Authentication

Computer vulnerabilities are also easily divisible by the condition if the person needs access to the computer already. In fact, about 1-in-7 vulnerabilities that I've examined don't require access to the host before gaining additional access. A vulnerability that does not need any form of pre-authentication for access are always the most dangerous.

No Authorization Required

A vulnerability that doesn't require any form of authentication, especially ones that bypass registration altogether, are the ones that add the greatest threat to a computer environment.

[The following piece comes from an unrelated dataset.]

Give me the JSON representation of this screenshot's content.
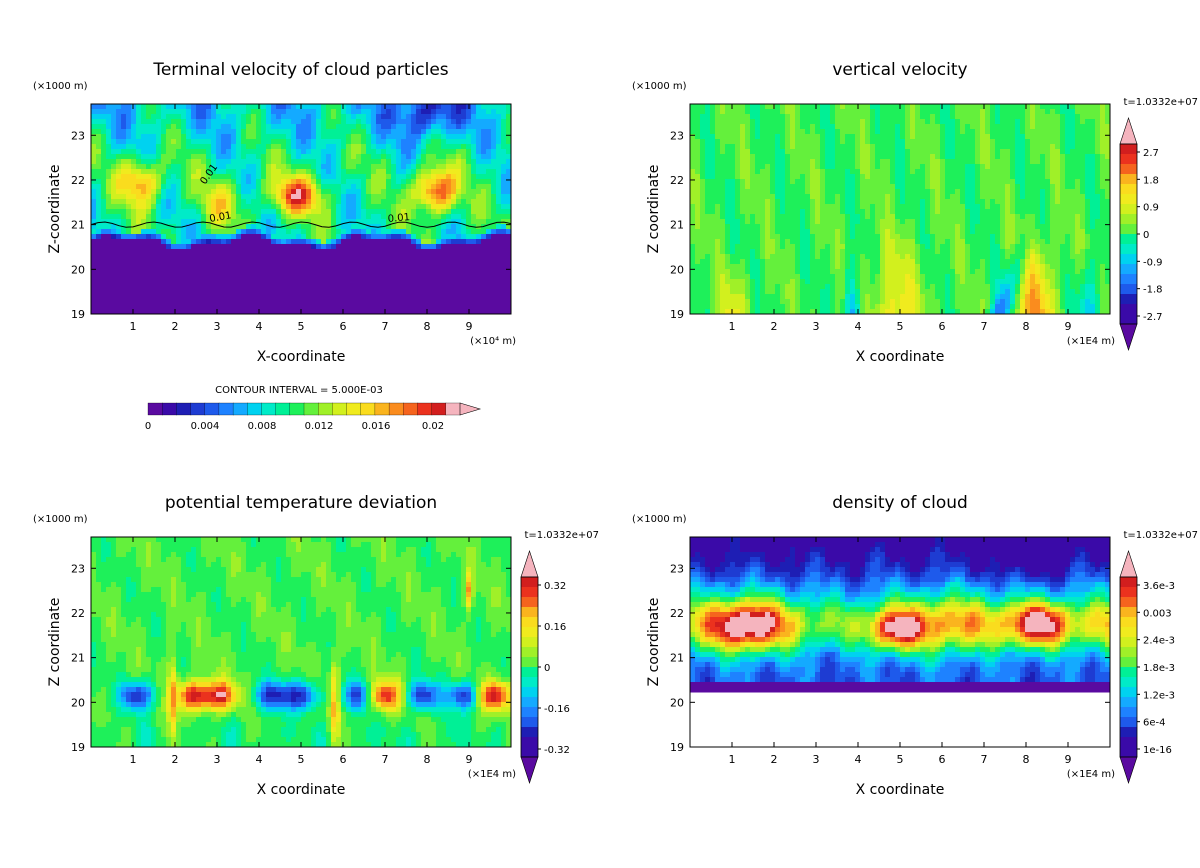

The following is an example of a vulnerability which allows access because an account has no password, and the access level it gives immediately allows a "root" compromise:

Sample Vulnerability [lpr hole, Administrator Access, Irix 5.x and earlier]:

lpr account doesn't have a password,  lprq program can be overwritten with a shell to gain root access.

Although cases where accounts without passwords are common, this particular bug was a design flaw as the system was shipped with this account open by default and with powerful privileges. Other types of vulnerabilities may not even allow an interactive shell, allowing only a program to be executed on the target machine.

Authorization Required

A vulnerability that requires a user to be authenticated first is a flaw that exists in a process or function only an authorized user has access to. These vulnerabilities allow an authenticated user to gain access to privileged functions on the host that they normally would not be able to have access to. The following example demonstrates how a vulnerability that requires an account may function:

Sample Vulnerability [sendmail hole, AIX 3.2]:

An attacker can overwrite any system file under AIX,  all you need to do is create $HOME/.forward file with the following line "|/some/random/file/you/want/to/overwrite" and send yourself mail.

With this vulnerability, the attacker already has a home account, but can redirect their e-mail to overwrite any file that exists on the system. Keep in mind once inside the computer system, the numbers of ways to gain access increase because of the complexity of the operating system. Most security professionals consider that once an intruder gains access to the host, the host has probably already had administrator access compromise.